That distant growling you can hear is the revving of engines. The main political parties are gearing up for a long General Election campaign, and immigration policy enjoys a prime spot.
The Tories are setting the pace with stop-and-search on the tube and all the restrictions of today’s immigration bill. Tougher noises are coming from other quarters too. All this is predicated on poll after poll showing voters’ scepticism about immigration.
But it’s never quite as simple as this. Even amid such scepticism, there is almost no stomach amongst voters for forcing victims back into the grasp of their abusers. The public remains extraordinarily generous and hospitable towards people who have been tortured, raped and abused overseas. People want to see refugees looked after.
But what they see from the government instead is an utter shambles. That shambles is laid bare in today’s report from the Home Affairs Select Committee.
Backlogs are getting longer. One in three decisions to refuse is still overturned by a judge. The ‘culture of disbelief’ persists.
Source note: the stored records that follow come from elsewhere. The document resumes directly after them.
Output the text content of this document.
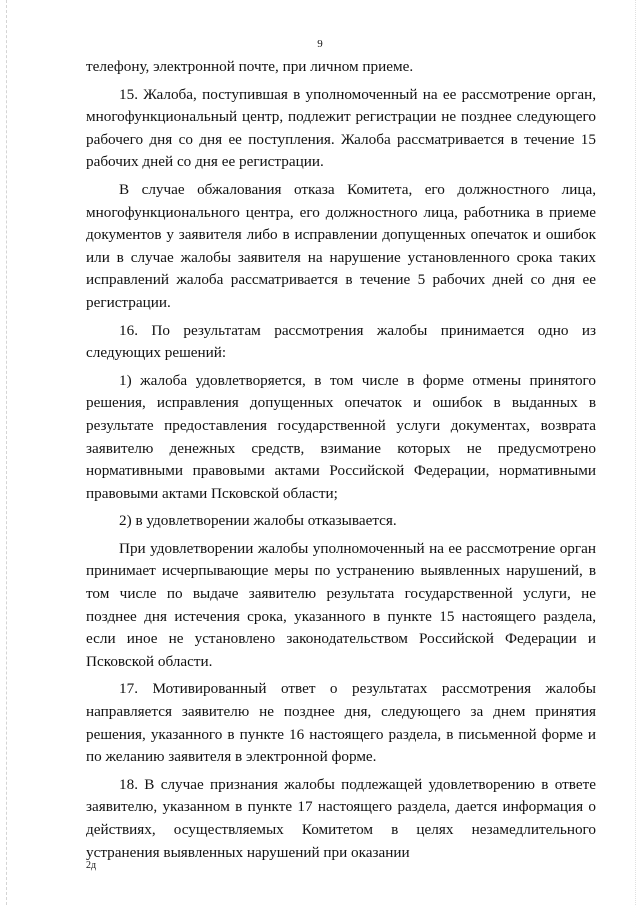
9

телефону, электронной почте, при личном приеме.

15. Жалоба, поступившая в уполномоченный на ее рассмотрение орган, многофункциональный центр, подлежит регистрации не позднее следующего рабочего дня со дня ее поступления. Жалоба рассматривается в течение 15 рабочих дней со дня ее регистрации.

В случае обжалования отказа Комитета, его должностного лица, многофункционального центра, его должностного лица, работника в приеме документов у заявителя либо в исправлении допущенных опечаток и ошибок или в случае жалобы заявителя на нарушение установленного срока таких исправлений жалоба рассматривается в течение 5 рабочих дней со дня ее регистрации.

16. По результатам рассмотрения жалобы принимается одно из следующих решений:

1) жалоба удовлетворяется, в том числе в форме отмены принятого решения, исправления допущенных опечаток и ошибок в выданных в результате предоставления государственной услуги документах, возврата заявителю денежных средств, взимание которых не предусмотрено нормативными правовыми актами Российской Федерации, нормативными правовыми актами Псковской области;

2) в удовлетворении жалобы отказывается.

При удовлетворении жалобы уполномоченный на ее рассмотрение орган принимает исчерпывающие меры по устранению выявленных нарушений, в том числе по выдаче заявителю результата государственной услуги, не позднее дня истечения срока, указанного в пункте 15 настоящего раздела, если иное не установлено законодательством Российской Федерации и Псковской области.

17. Мотивированный ответ о результатах рассмотрения жалобы направляется заявителю не позднее дня, следующего за днем принятия решения, указанного в пункте 16 настоящего раздела, в письменной форме и по желанию заявителя в электронной форме.

18. В случае признания жалобы подлежащей удовлетворению в ответе заявителю, указанном в пункте 17 настоящего раздела, дается информация о действиях, осуществляемых Комитетом в целях незамедлительного устранения выявленных нарушений при оказании

2д
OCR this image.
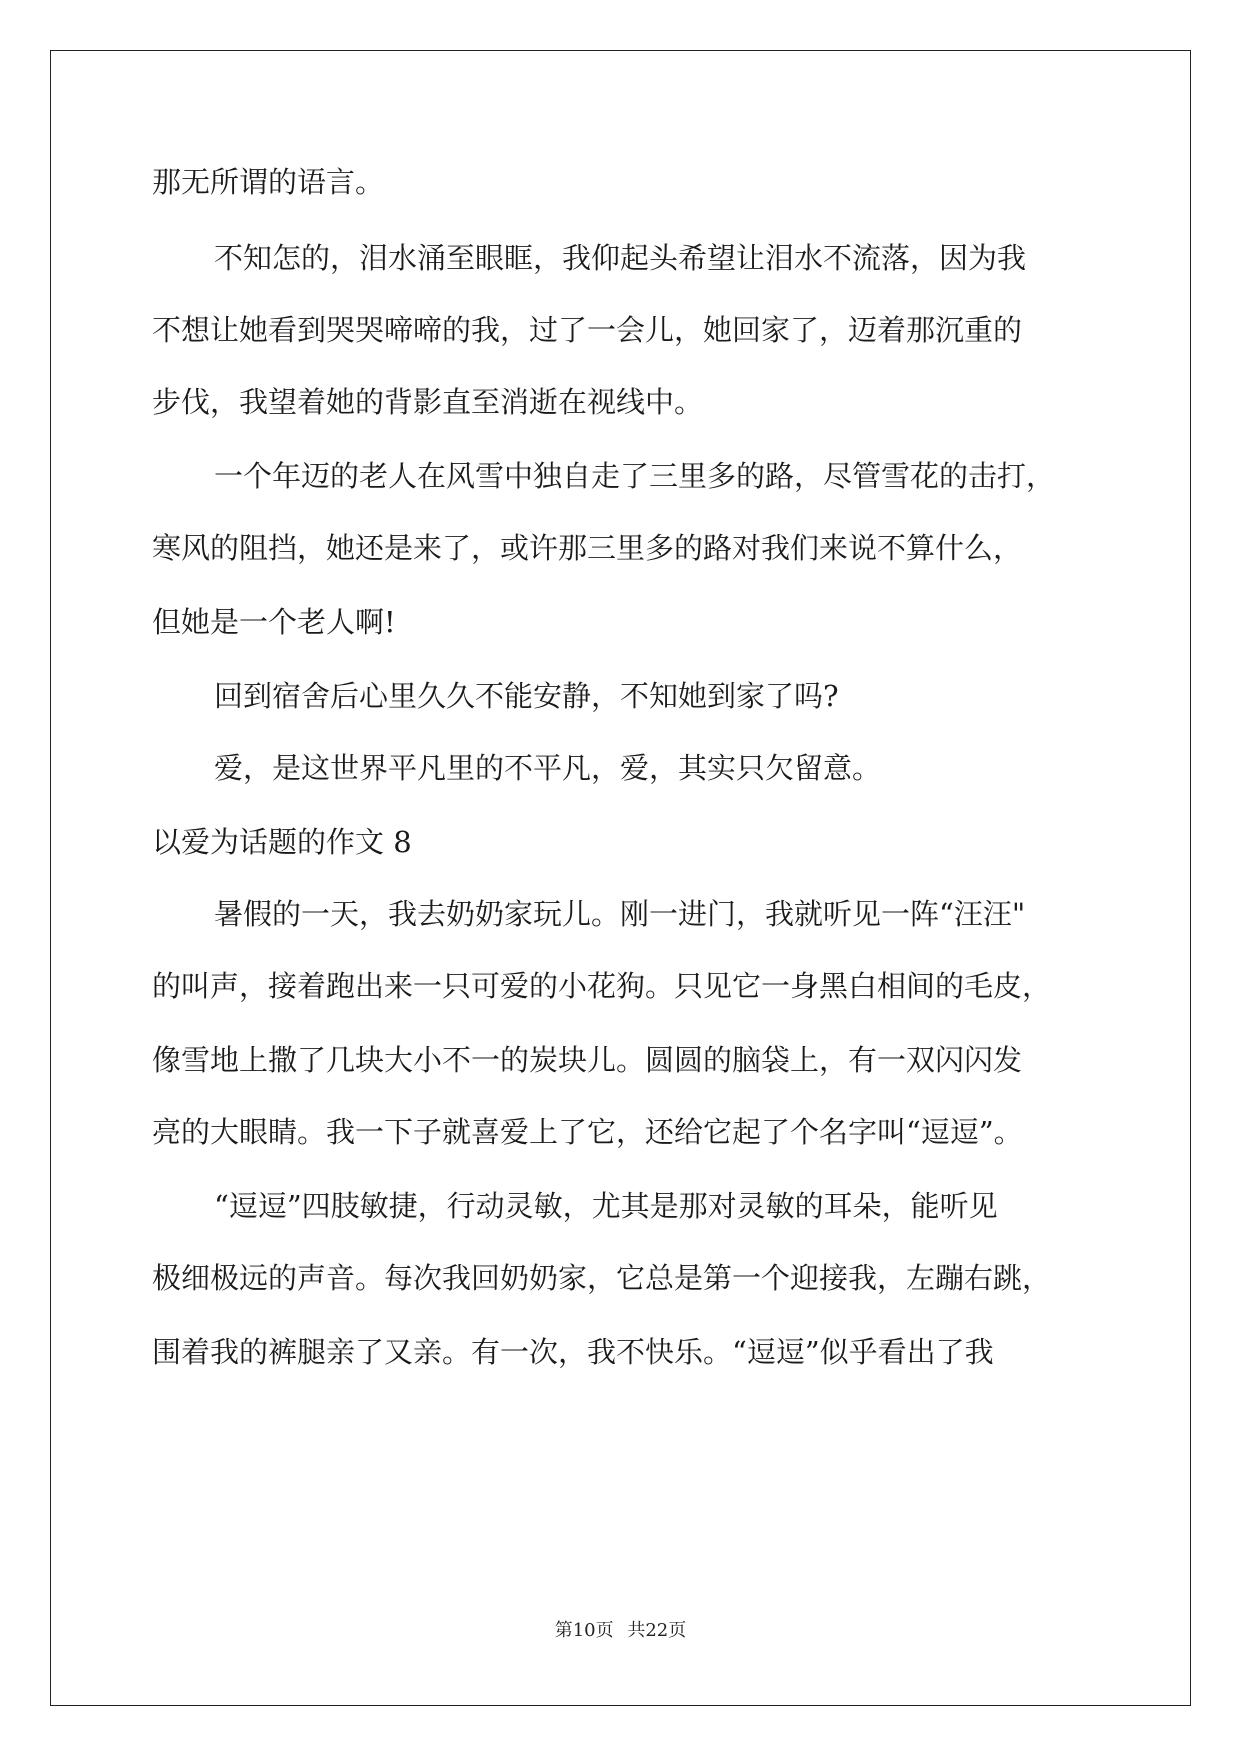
那无所谓的语言。
不知怎的，泪水涌至眼眶，我仰起头希望让泪水不流落，因为我
不想让她看到哭哭啼啼的我，过了一会儿，她回家了，迈着那沉重的
步伐，我望着她的背影直至消逝在视线中。
一个年迈的老人在风雪中独自走了三里多的路，尽管雪花的击打，
寒风的阻挡，她还是来了，或许那三里多的路对我们来说不算什么，
但她是一个老人啊!
回到宿舍后心里久久不能安静，不知她到家了吗?
爱，是这世界平凡里的不平凡，爱，其实只欠留意。
以爱为话题的作文 8
暑假的一天，我去奶奶家玩儿。刚一进门，我就听见一阵“汪汪"
的叫声，接着跑出来一只可爱的小花狗。只见它一身黑白相间的毛皮，
像雪地上撒了几块大小不一的炭块儿。圆圆的脑袋上，有一双闪闪发
亮的大眼睛。我一下子就喜爱上了它，还给它起了个名字叫“逗逗”。
“逗逗”四肢敏捷，行动灵敏，尤其是那对灵敏的耳朵，能听见
极细极远的声音。每次我回奶奶家，它总是第一个迎接我，左蹦右跳，
围着我的裤腿亲了又亲。有一次，我不快乐。“逗逗”似乎看出了我
第10页 共22页
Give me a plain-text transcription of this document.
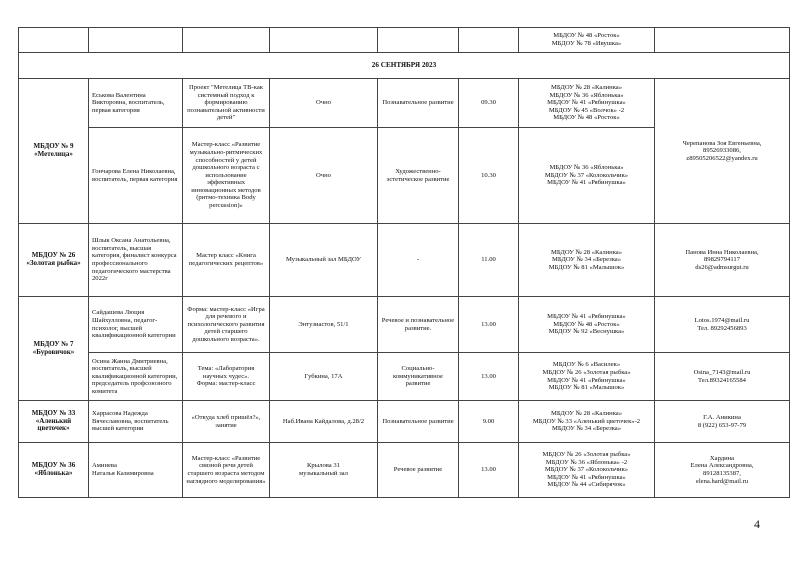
						МБДОУ № 48 «Росток»
МБДОУ № 78 «Ивушка»	
26 СЕНТЯБРЯ 2023							
МБДОУ № 9
«Метелица»	Еськова Валентина Викторовна, воспитатель, первая категория	Проект "Метелица ТВ-как системный подход к формированию познавательной активности детей"	Очно	Познавательное развитие	09.30	МБДОУ № 28 «Калинка»
МБДОУ № 36 «Яблонька»
МБДОУ № 41 «Рябинушка»
МБДОУ № 45 «Волчок» -2
МБДОУ № 48 «Росток»	Черепанова Зоя Евгеньевна,
89526933086,
z89505206522@yandex.ru
	Гончарова Елена Николаевна, воспитатель, первая категория	Мастер-класс «Развитие музыкально-ритмических способностей у детей дошкольного возраста с использование эффективных инновационных методов (ритмо-техника Body percussion)»	Очно	Художественно-эстетическое развитие	10.30	МБДОУ № 36 «Яблонька»
МБДОУ № 37 «Колокольчик»
МБДОУ № 41 «Рябинушка»	
МБДОУ № 26
«Золотая рыбка»	Шлык Оксана Анатольевна, воспитатель, высшая категория, финалист конкурса профессионального педагогического мастерства 2022г	Мастер класс «Книга педагогических рецептов»	Музыкальный зал МБДОУ	-	11.00	МБДОУ № 28 «Калинка»
МБДОУ № 34 «Березка»
МБДОУ № 81 «Малышок»	Панова Инна Николаевна,
89829794117
ds26@admsurgut.ru
МБДОУ № 7
«Буровичок»	Сайдашева Люция Шайхулловна, педагог-психолог, высшей квалификационной категории	Форма: мастер-класс «Игра для речевого и психологического развития детей старшего дошкольного возраста».	Энтузиастов, 51/1	Речевое и познавательное развитие.	13.00	МБДОУ № 41 «Рябинушка»
МБДОУ № 48 «Росток»
МБДОУ № 92 «Веснушка»	Lotos.1974@mail.ru
Тел. 89292456893
	Осина Жанна Дмитриевна, воспитатель, высшей квалификационной категории, председатель профсоюзного комитета	Тема: «Лаборатория научных чудес».
Форма: мастер-класс	Губкина, 17А	Социально-коммуникативное развитие	13.00	МБДОУ № 6 «Василек»
МБДОУ № 26 «Золотая рыбка»
МБДОУ № 41 «Рябинушка»
МБДОУ № 81 «Малышок»	Osina_7143@mail.ru
Тел.89324165584
МБДОУ № 33
«Аленький цветочек»	Харрасова Надежда Вячеславовна, воспитатель высшей категории	«Откуда хлеб пришёл?»,
занятие	Наб.Ивана Кайдалова, д.28/2	Познавательное развитие	9.00	МБДОУ № 28 «Калинка»
МБДОУ № 33 «Аленький цветочек»-2
МБДОУ № 34 «Березка»	Г.А. Аникина
8 (922) 653-97-79
МБДОУ № 36
«Яблонька»	Аминева
Наталья Казимировна	Мастер-класс «Развитие связной речи детей старшего возраста методом наглядного моделирования»	Крылова 31
музыкальный зал	Речевое развитие	13.00	МБДОУ № 26 «Золотая рыбка»
МБДОУ № 36 «Яблонька» -2
МБДОУ № 37 «Колокольчик»
МБДОУ № 41 «Рябинушка»
МБДОУ № 44 «Сибирячок»	Хардина
Елена Александровна,
89128135387,
elena.hard@mail.ru
4
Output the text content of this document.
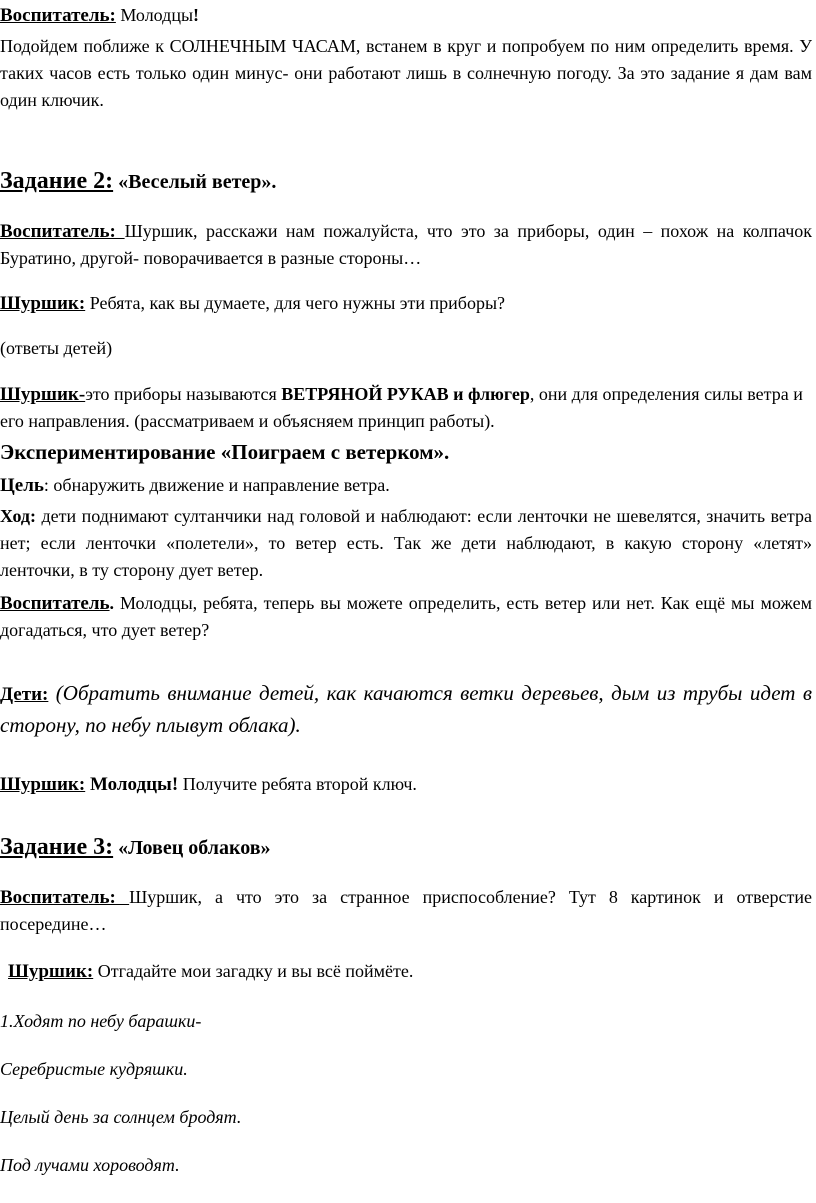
Воспитатель: Молодцы!

Подойдем поближе к СОЛНЕЧНЫМ ЧАСАМ, встанем в круг и попробуем по ним определить время. У таких часов есть только один минус- они работают лишь в солнечную погоду. За это задание я дам вам один ключик.

Задание 2: «Веселый ветер».

Воспитатель: Шуршик, расскажи нам пожалуйста, что это за приборы, один – похож на колпачок Буратино, другой- поворачивается в разные стороны…

Шуршик: Ребята, как вы думаете, для чего нужны эти приборы?

(ответы детей)

Шуршик-это приборы называются ВЕТРЯНОЙ РУКАВ и флюгер, они для определения силы ветра и его направления. (рассматриваем и объясняем принцип работы).

Экспериментирование «Поиграем с ветерком».

Цель: обнаружить движение и направление ветра.

Ход: дети поднимают султанчики над головой и наблюдают: если ленточки не шевелятся, значить ветра нет; если ленточки «полетели», то ветер есть. Так же дети наблюдают, в какую сторону «летят» ленточки, в ту сторону дует ветер.

Воспитатель. Молодцы, ребята, теперь вы можете определить, есть ветер или нет. Как ещё мы можем догадаться, что дует ветер?

Дети: (Обратить внимание детей, как качаются ветки деревьев, дым из трубы идет в сторону, по небу плывут облака).

Шуршик: Молодцы! Получите ребята второй ключ.

Задание 3: «Ловец облаков»

Воспитатель: Шуршик, а что это за странное приспособление? Тут 8 картинок и отверстие посередине…

Шуршик: Отгадайте мои загадку и вы всё поймёте.

1.Ходят по небу барашки-

Серебристые кудряшки.

Целый день за солнцем бродят.

Под лучами хороводят.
People recognised as refugees are plunged into destitution because of “bureaucratic incompetence”.
Even as the officials struggle with the basics, though, there are strong signs in the report that MP’s are finally starting to get it.
Why, for example, are women who have fled from rape overseas routinely treated as liars when they seek asylum here? “At a time when the criminal justice system is finally waking up to the needs of victims of domestic and sexual violence”, the Committee concludes, “the asylum system should be doing the same”.
The question about gender is an important one. The abuse against women and girls in places like Syria and the Democratic of Republic of Congo (labelled by the UN “the rape capital of the world”) is a staple of TV news most nights. It defies credibility that no one in charge of asylum policy here has noticed this, yet women are more likely than men to get the wrong asylum decision. This has been the case for years. Poor decisions are “compounded by the inability of case workers to learn from their mistakes”, says the Committee: too right.
There are political rewards on offer, too. When the public was polled last year about letting Afghan translators settle here if they had served our troops and were now in danger, UKIP voters were alone in arguing that the interpreters should be abandoned to the Taliban. For everyone else, restoring fairness to the asylum system was the obvious and right thing to do.